Although it may look like a sad and even macabre tradition when seen from the outside, the reality is that the Day of the Dead is a colorful and joyful celebration. In fact, in 2008, UNESCO put it on its List of Intangible Cultural Heritage and today the rituals and ceremonies honoring the deceased have reached all corners of the globe.

“In Brazil, remembering our loved ones who passed away is something sad and gray. In Mexico it's a celebration because the idea is that they come to visit us as we pay homage to them at these shrines and get together as a family to remember them,” adds Vilson.

A way of honoring life

In many cities of Mexico, from the evening of October 31, families gather in cemeteries or make shrines at home to pay homage to their loved ones who have passed away. As commanded by popular belief, they prepare a threshold for the dead to return and visit the land of the living, which lasts until November 2. This is why they say that, more than a celebration of death, it’s a tribute to life.

Hannia Berman is 24 years old and an analyst at PyCP. She was born in the city of Villahermosa, in Tabasco, Mexico. As a child, she remembers getting together with her family at her grandparents' house, where they built a very large shrine. On it, they put photos of their deceased loved ones, dishes of the foods they liked and some of the things that characterized them in life, such as a cigarette packet, or a bottle of their favorite tipple.

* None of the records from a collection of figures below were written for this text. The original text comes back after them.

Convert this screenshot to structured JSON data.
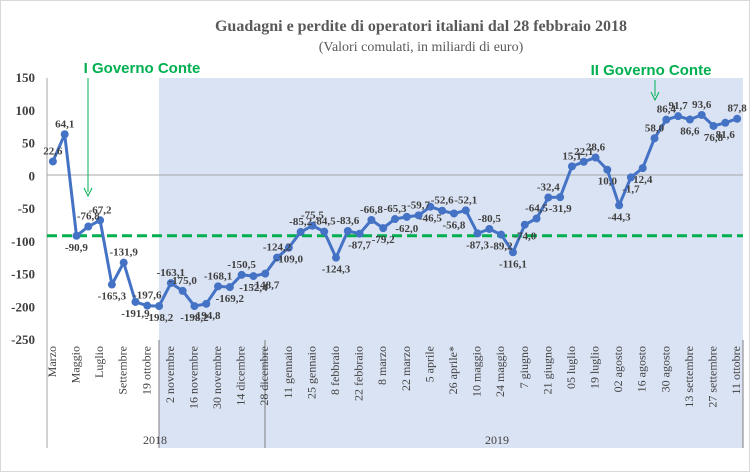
{
  "chart_data": {
    "type": "line",
    "title": "Guadagni e perdite di operatori italiani dal 28 febbraio 2018",
    "subtitle": "(Valori comulati, in miliardi di euro)",
    "ylim": [
      -250,
      150
    ],
    "yticks": [
      150,
      100,
      50,
      0,
      -50,
      -100,
      -150,
      -200,
      -250
    ],
    "reference_line": -90.9,
    "x_tick_labels": [
      "Marzo",
      "Maggio",
      "Luglio",
      "Settembre",
      "19 ottobre",
      "2 novembre",
      "16 novembre",
      "30 novembre",
      "14 dicembre",
      "28 dicembre",
      "11 gennaio",
      "25 gennaio",
      "8 febbraio",
      "22 febbraio",
      "8 marzo",
      "22 marzo",
      "5 aprile",
      "26 aprile*",
      "10 maggio",
      "24 maggio",
      "7 giugno",
      "21 giugno",
      "05 luglio",
      "19 luglio",
      "02 agosto",
      "16 agosto",
      "30 agosto",
      "13 settembre",
      "27 settembre",
      "11 ottobre"
    ],
    "year_labels": [
      "2018",
      "2019"
    ],
    "series": [
      {
        "color": "#4472c4",
        "values": [
          22.6,
          64.1,
          -90.9,
          -76.8,
          -67.2,
          -165.3,
          -131.9,
          -191.9,
          -197.6,
          -198.2,
          -163.1,
          -175.0,
          -198.2,
          -194.8,
          -168.1,
          -169.2,
          -150.5,
          -152.4,
          -148.7,
          -124.2,
          -109.0,
          -85.2,
          -75.5,
          -84.5,
          -124.3,
          -83.6,
          -87.7,
          -66.8,
          -79.2,
          -65.3,
          -62.0,
          -59.7,
          -46.5,
          -52.6,
          -56.8,
          -52.1,
          -87.3,
          -80.5,
          -89.2,
          -116.1,
          -74.0,
          -64.5,
          -32.4,
          -31.9,
          15.1,
          22.1,
          28.6,
          10.0,
          -44.3,
          -1.7,
          12.4,
          58.0,
          86.4,
          91.7,
          86.6,
          93.6,
          76.8,
          81.6,
          87.8
        ],
        "labels": [
          "22,6",
          "64,1",
          "-90,9",
          "-76,8",
          "-67,2",
          "-165,3",
          "-131,9",
          "-191,9",
          "-197,6",
          "-198,2",
          "-163,1",
          "-175,0",
          "-198,2",
          "-194,8",
          "-168,1",
          "-169,2",
          "-150,5",
          "-152,4",
          "-148,7",
          "-124,2",
          "-109,0",
          "-85,2",
          "-75,5",
          "-84,5",
          "-124,3",
          "-83,6",
          "-87,7",
          "-66,8",
          "-79,2",
          "-65,3",
          "-62,0",
          "-59,7",
          "-46,5",
          "-52,6",
          "-56,8",
          "-52,1",
          "-87,3",
          "-80,5",
          "-89,2",
          "-116,1",
          "-74,0",
          "-64,5",
          "-32,4",
          "-31,9",
          "15,1",
          "22,1",
          "28,6",
          "10,0",
          "-44,3",
          "-1,7",
          "12,4",
          "58,0",
          "86,4",
          "91,7",
          "86,6",
          "93,6",
          "76,8",
          "81,6",
          "87,8"
        ]
      }
    ],
    "annotations": [
      "I Governo Conte",
      "II Governo Conte"
    ],
    "grid": false,
    "legend": "none"
  }
}
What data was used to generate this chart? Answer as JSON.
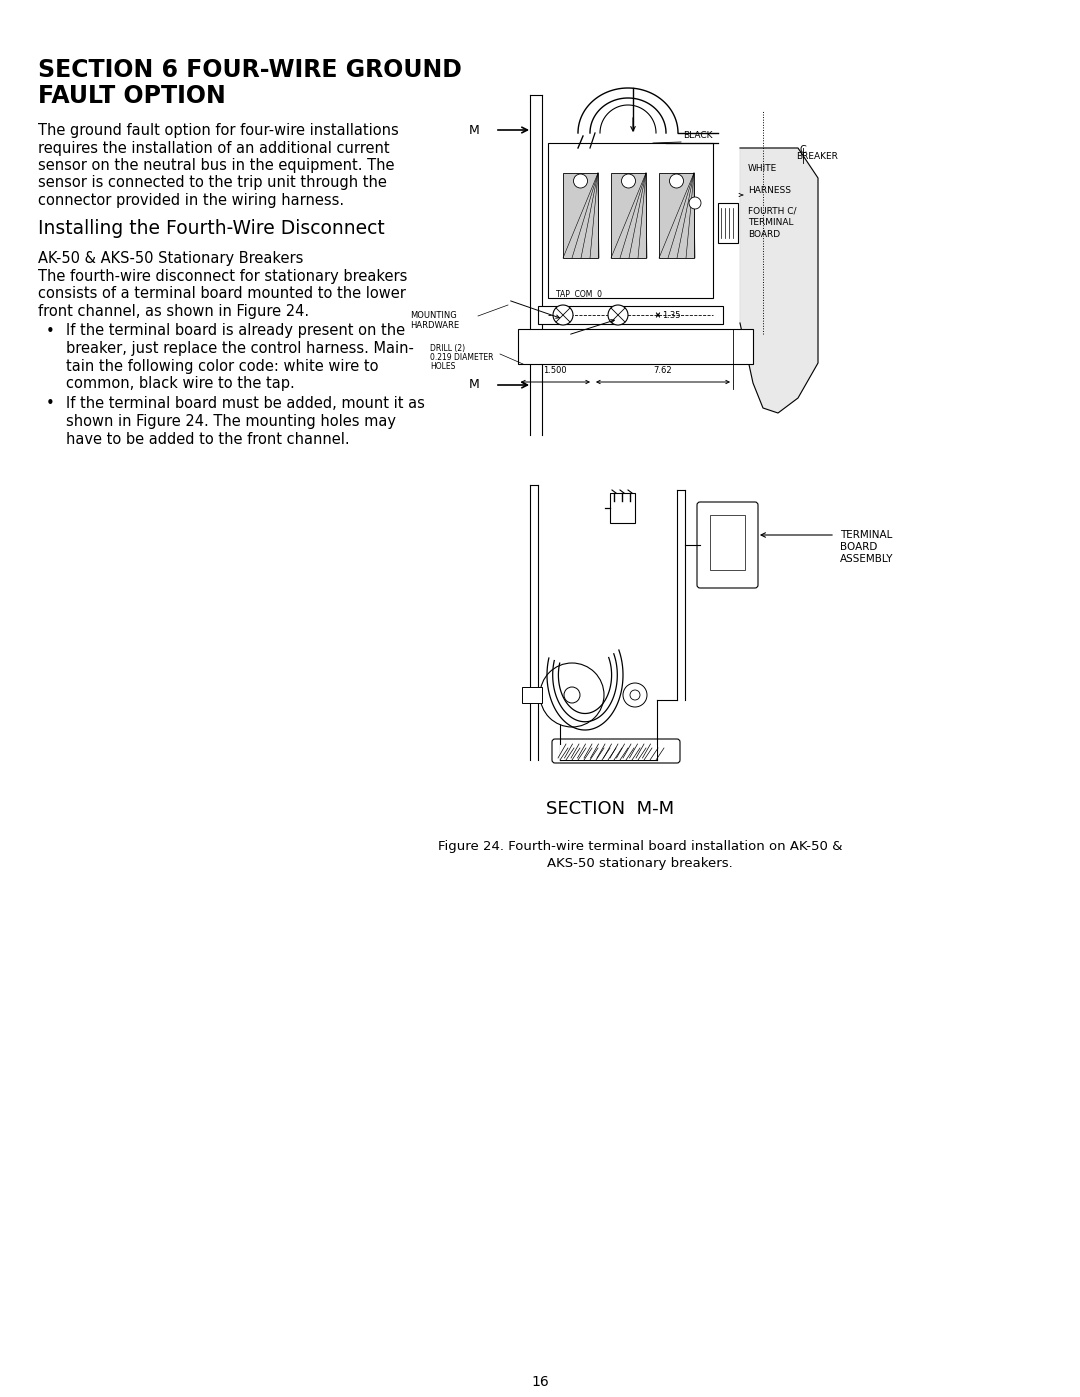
{
  "bg_color": "#ffffff",
  "text_color": "#000000",
  "title_line1": "SECTION 6 FOUR-WIRE GROUND",
  "title_line2": "FAULT OPTION",
  "body1": [
    "The ground fault option for four-wire installations",
    "requires the installation of an additional current",
    "sensor on the neutral bus in the equipment. The",
    "sensor is connected to the trip unit through the",
    "connector provided in the wiring harness."
  ],
  "subtitle1": "Installing the Fourth-Wire Disconnect",
  "subtitle2": "AK-50 & AKS-50 Stationary Breakers",
  "body2": [
    "The fourth-wire disconnect for stationary breakers",
    "consists of a terminal board mounted to the lower",
    "front channel, as shown in Figure 24."
  ],
  "bullet1": [
    "If the terminal board is already present on the",
    "breaker, just replace the control harness. Main-",
    "tain the following color code: white wire to",
    "common, black wire to the tap."
  ],
  "bullet2": [
    "If the terminal board must be added, mount it as",
    "shown in Figure 24. The mounting holes may",
    "have to be added to the front channel."
  ],
  "caption_line1": "Figure 24. Fourth-wire terminal board installation on AK-50 &",
  "caption_line2": "AKS-50 stationary breakers.",
  "section_label": "SECTION  M-M",
  "page_number": "16"
}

Rodrigo Perea, a Buyer for Supplies, is 28 years old and has similar memories. “As a child, at my parents' house, we used to celebrate this date by making offerings, we used to buy certain things, made flower arrangements and confetti, and we all took turns placing the decorations on the shrine.”

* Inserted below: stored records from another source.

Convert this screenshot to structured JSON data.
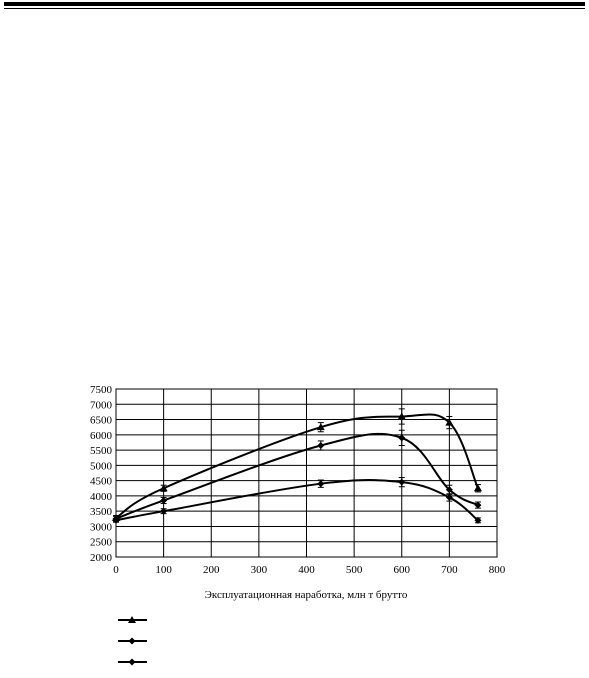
{
  "chart_data": {
    "type": "line",
    "xlabel": "Эксплуатационная наработка, млн т брутто",
    "ylabel": "",
    "xlim": [
      0,
      800
    ],
    "ylim": [
      2000,
      7500
    ],
    "xticks": [
      0,
      100,
      200,
      300,
      400,
      500,
      600,
      700,
      800
    ],
    "yticks": [
      2000,
      2500,
      3000,
      3500,
      4000,
      4500,
      5000,
      5500,
      6000,
      6500,
      7000,
      7500
    ],
    "grid": true,
    "legend_position": "bottom-left",
    "series": [
      {
        "marker": "triangle",
        "points": [
          [
            0,
            3280
          ],
          [
            100,
            4250
          ],
          [
            430,
            6250
          ],
          [
            600,
            6600
          ],
          [
            700,
            6400
          ],
          [
            760,
            4250
          ]
        ],
        "errors": [
          80,
          100,
          150,
          250,
          200,
          120
        ]
      },
      {
        "marker": "diamond",
        "points": [
          [
            0,
            3250
          ],
          [
            100,
            3850
          ],
          [
            430,
            5650
          ],
          [
            600,
            5900
          ],
          [
            700,
            4200
          ],
          [
            760,
            3700
          ]
        ],
        "errors": [
          80,
          100,
          150,
          250,
          150,
          100
        ]
      },
      {
        "marker": "diamond",
        "points": [
          [
            0,
            3200
          ],
          [
            100,
            3500
          ],
          [
            430,
            4400
          ],
          [
            600,
            4450
          ],
          [
            700,
            3950
          ],
          [
            760,
            3200
          ]
        ],
        "errors": [
          60,
          80,
          120,
          150,
          120,
          80
        ]
      }
    ]
  }
}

"For me, it’s a very important day because we commemorate those people who once shared their lives with us and who are now gone, with love and respect," explains Hannia, adding: "Now the celebrations are a little more intimate as everyone does them at home, but they are still every bit as significant as before."

Rodrigo underscores this: "I consider this celebration as a way of being with my family and remembering loved ones who have passed away."

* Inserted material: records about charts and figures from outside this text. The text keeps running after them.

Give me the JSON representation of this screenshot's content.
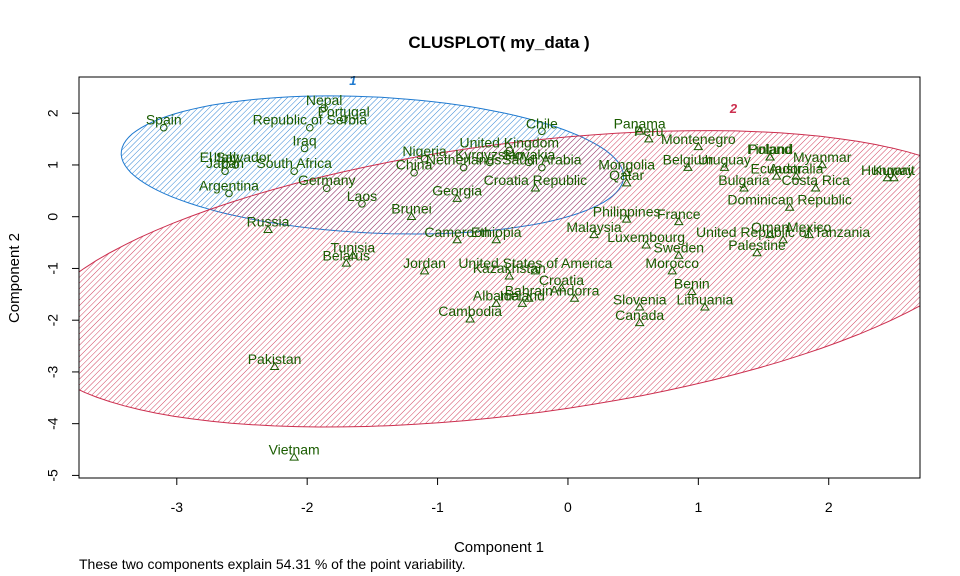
{
  "chart_data": {
    "type": "scatter",
    "title": "CLUSPLOT( my_data )",
    "xlabel": "Component 1",
    "ylabel": "Component 2",
    "xlim": [
      -3.75,
      2.7
    ],
    "ylim": [
      -5.05,
      2.7
    ],
    "xticks": [
      -3,
      -2,
      -1,
      0,
      1,
      2
    ],
    "yticks": [
      2,
      1,
      0,
      -1,
      -2,
      -3,
      -4,
      -5
    ],
    "grid": false,
    "clusters": [
      {
        "name": "1",
        "color": "#1f7ad0",
        "center": [
          -1.5,
          1.0
        ],
        "semi_axes": [
          1.95,
          1.3
        ],
        "angle_deg": -12,
        "label_pos": [
          -1.65,
          2.55
        ]
      },
      {
        "name": "2",
        "color": "#cc2f4f",
        "center": [
          -0.4,
          -1.2
        ],
        "semi_axes": [
          4.0,
          2.45
        ],
        "angle_deg": 28,
        "label_pos": [
          1.27,
          2.0
        ]
      }
    ],
    "points": [
      {
        "label": "Nepal",
        "x": -1.87,
        "y": 2.1,
        "cluster": 1
      },
      {
        "label": "Portugal",
        "x": -1.72,
        "y": 1.88,
        "cluster": 1
      },
      {
        "label": "Republic of Serbia",
        "x": -1.98,
        "y": 1.72,
        "cluster": 1
      },
      {
        "label": "Spain",
        "x": -3.1,
        "y": 1.72,
        "cluster": 1
      },
      {
        "label": "Iraq",
        "x": -2.02,
        "y": 1.32,
        "cluster": 1
      },
      {
        "label": "El Salvador",
        "x": -2.55,
        "y": 1.0,
        "cluster": 1
      },
      {
        "label": "Italy",
        "x": -2.62,
        "y": 1.0,
        "cluster": 1
      },
      {
        "label": "Japan",
        "x": -2.63,
        "y": 0.88,
        "cluster": 1
      },
      {
        "label": "South Africa",
        "x": -2.1,
        "y": 0.88,
        "cluster": 1
      },
      {
        "label": "Argentina",
        "x": -2.6,
        "y": 0.45,
        "cluster": 1
      },
      {
        "label": "Germany",
        "x": -1.85,
        "y": 0.55,
        "cluster": 1
      },
      {
        "label": "Laos",
        "x": -1.58,
        "y": 0.25,
        "cluster": 1
      },
      {
        "label": "Nigeria",
        "x": -1.1,
        "y": 1.12,
        "cluster": 1
      },
      {
        "label": "China",
        "x": -1.18,
        "y": 0.85,
        "cluster": 1
      },
      {
        "label": "Chile",
        "x": -0.2,
        "y": 1.65,
        "cluster": 1
      },
      {
        "label": "United Kingdom",
        "x": -0.45,
        "y": 1.28,
        "cluster": 1
      },
      {
        "label": "Kyrgyzstan",
        "x": -0.6,
        "y": 1.05,
        "cluster": 1
      },
      {
        "label": "Slovakia",
        "x": -0.3,
        "y": 1.05,
        "cluster": 1
      },
      {
        "label": "Netherlands",
        "x": -0.8,
        "y": 0.95,
        "cluster": 1
      },
      {
        "label": "Saudi Arabia",
        "x": -0.2,
        "y": 0.95,
        "cluster": 1
      },
      {
        "label": "Russia",
        "x": -2.3,
        "y": -0.25,
        "cluster": 2
      },
      {
        "label": "Tunisia",
        "x": -1.65,
        "y": -0.75,
        "cluster": 2
      },
      {
        "label": "Belarus",
        "x": -1.7,
        "y": -0.9,
        "cluster": 2
      },
      {
        "label": "Brunei",
        "x": -1.2,
        "y": 0.0,
        "cluster": 2
      },
      {
        "label": "Georgia",
        "x": -0.85,
        "y": 0.35,
        "cluster": 2
      },
      {
        "label": "Croatia Republic",
        "x": -0.25,
        "y": 0.55,
        "cluster": 2
      },
      {
        "label": "Panama",
        "x": 0.55,
        "y": 1.65,
        "cluster": 2
      },
      {
        "label": "Peru",
        "x": 0.62,
        "y": 1.5,
        "cluster": 2
      },
      {
        "label": "Montenegro",
        "x": 1.0,
        "y": 1.35,
        "cluster": 2
      },
      {
        "label": "Mongolia",
        "x": 0.45,
        "y": 0.85,
        "cluster": 2
      },
      {
        "label": "Qatar",
        "x": 0.45,
        "y": 0.65,
        "cluster": 2
      },
      {
        "label": "Belgium",
        "x": 0.92,
        "y": 0.95,
        "cluster": 2
      },
      {
        "label": "Uruguay",
        "x": 1.2,
        "y": 0.95,
        "cluster": 2
      },
      {
        "label": "Poland",
        "x": 1.55,
        "y": 1.15,
        "cluster": 2
      },
      {
        "label": "Finland",
        "x": 1.55,
        "y": 1.15,
        "cluster": 2
      },
      {
        "label": "Myanmar",
        "x": 1.95,
        "y": 1.0,
        "cluster": 2
      },
      {
        "label": "Ecuador",
        "x": 1.6,
        "y": 0.78,
        "cluster": 2
      },
      {
        "label": "Australia",
        "x": 1.75,
        "y": 0.78,
        "cluster": 2
      },
      {
        "label": "Bulgaria",
        "x": 1.35,
        "y": 0.55,
        "cluster": 2
      },
      {
        "label": "Costa Rica",
        "x": 1.9,
        "y": 0.55,
        "cluster": 2
      },
      {
        "label": "Hungary",
        "x": 2.45,
        "y": 0.75,
        "cluster": 2
      },
      {
        "label": "Kuwait",
        "x": 2.5,
        "y": 0.75,
        "cluster": 2
      },
      {
        "label": "Dominican Republic",
        "x": 1.7,
        "y": 0.18,
        "cluster": 2
      },
      {
        "label": "Philippines",
        "x": 0.45,
        "y": -0.05,
        "cluster": 2
      },
      {
        "label": "France",
        "x": 0.85,
        "y": -0.1,
        "cluster": 2
      },
      {
        "label": "Malaysia",
        "x": 0.2,
        "y": -0.35,
        "cluster": 2
      },
      {
        "label": "Luxembourg",
        "x": 0.6,
        "y": -0.55,
        "cluster": 2
      },
      {
        "label": "Sweden",
        "x": 0.85,
        "y": -0.75,
        "cluster": 2
      },
      {
        "label": "Oman",
        "x": 1.55,
        "y": -0.35,
        "cluster": 2
      },
      {
        "label": "Mexico",
        "x": 1.85,
        "y": -0.35,
        "cluster": 2
      },
      {
        "label": "United Republic of Tanzania",
        "x": 1.65,
        "y": -0.45,
        "cluster": 2
      },
      {
        "label": "Palestine",
        "x": 1.45,
        "y": -0.7,
        "cluster": 2
      },
      {
        "label": "Cameroon",
        "x": -0.85,
        "y": -0.45,
        "cluster": 2
      },
      {
        "label": "Ethiopia",
        "x": -0.55,
        "y": -0.45,
        "cluster": 2
      },
      {
        "label": "Jordan",
        "x": -1.1,
        "y": -1.05,
        "cluster": 2
      },
      {
        "label": "United States of America",
        "x": -0.25,
        "y": -1.05,
        "cluster": 2
      },
      {
        "label": "Kazakhstan",
        "x": -0.45,
        "y": -1.15,
        "cluster": 2
      },
      {
        "label": "Morocco",
        "x": 0.8,
        "y": -1.05,
        "cluster": 2
      },
      {
        "label": "Croatia",
        "x": -0.05,
        "y": -1.38,
        "cluster": 2
      },
      {
        "label": "Benin",
        "x": 0.95,
        "y": -1.45,
        "cluster": 2
      },
      {
        "label": "Bahrain",
        "x": -0.3,
        "y": -1.58,
        "cluster": 2
      },
      {
        "label": "Andorra",
        "x": 0.05,
        "y": -1.58,
        "cluster": 2
      },
      {
        "label": "Albania",
        "x": -0.55,
        "y": -1.68,
        "cluster": 2
      },
      {
        "label": "Iceland",
        "x": -0.35,
        "y": -1.68,
        "cluster": 2
      },
      {
        "label": "Slovenia",
        "x": 0.55,
        "y": -1.75,
        "cluster": 2
      },
      {
        "label": "Lithuania",
        "x": 1.05,
        "y": -1.75,
        "cluster": 2
      },
      {
        "label": "Cambodia",
        "x": -0.75,
        "y": -1.98,
        "cluster": 2
      },
      {
        "label": "Canada",
        "x": 0.55,
        "y": -2.05,
        "cluster": 2
      },
      {
        "label": "Pakistan",
        "x": -2.25,
        "y": -2.9,
        "cluster": 2
      },
      {
        "label": "Vietnam",
        "x": -2.1,
        "y": -4.65,
        "cluster": 2
      }
    ],
    "footnote": "These two components explain 54.31 % of the point variability."
  }
}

"In my family, we always celebrate this day to remember those who are gone, it’s a special moment when we share hot chocolate with pan de muerto (bread made with milk, eggs, butter, sugar and anise), tamales and atole,” Hannia says.

An ancient and diverse tradition

The date on which the Day of the Dead is celebrated is no random one. When the Spanish conquistadores arrived in America, their customs and rituals gradually blended in with local traditions: All Saints' Day on November 1 and All Souls’ Day on November 2 are Christian holidays on the calendar of the Roman Catholic Church, feast days that became intertwined with local celebrations for the Mexican Day of the Dead.

In fact, today, the festivities are performed with variations in different states. Hannia explains what happens in Tabasco: “Usually in schools, there are shrine-making competitions, which is really pretty because they are large very traditional structures. In people’s houses, they make shrines and put offerings on them, then they wait until a special time (usually noon) to say a prayer to the deceased.”

"In the Huasteca region in my home state of Hidalgo, the celebration of the Day of the Dead is known as Xantolo and is a fascinating tradition, full of mysticism and culture," explains Rodrigo.

Today, thousands of Mexicans throughout the world continue to place photos and souvenirs on shrines in their homes with affection and emotion, keeping alive a tradition around the globe.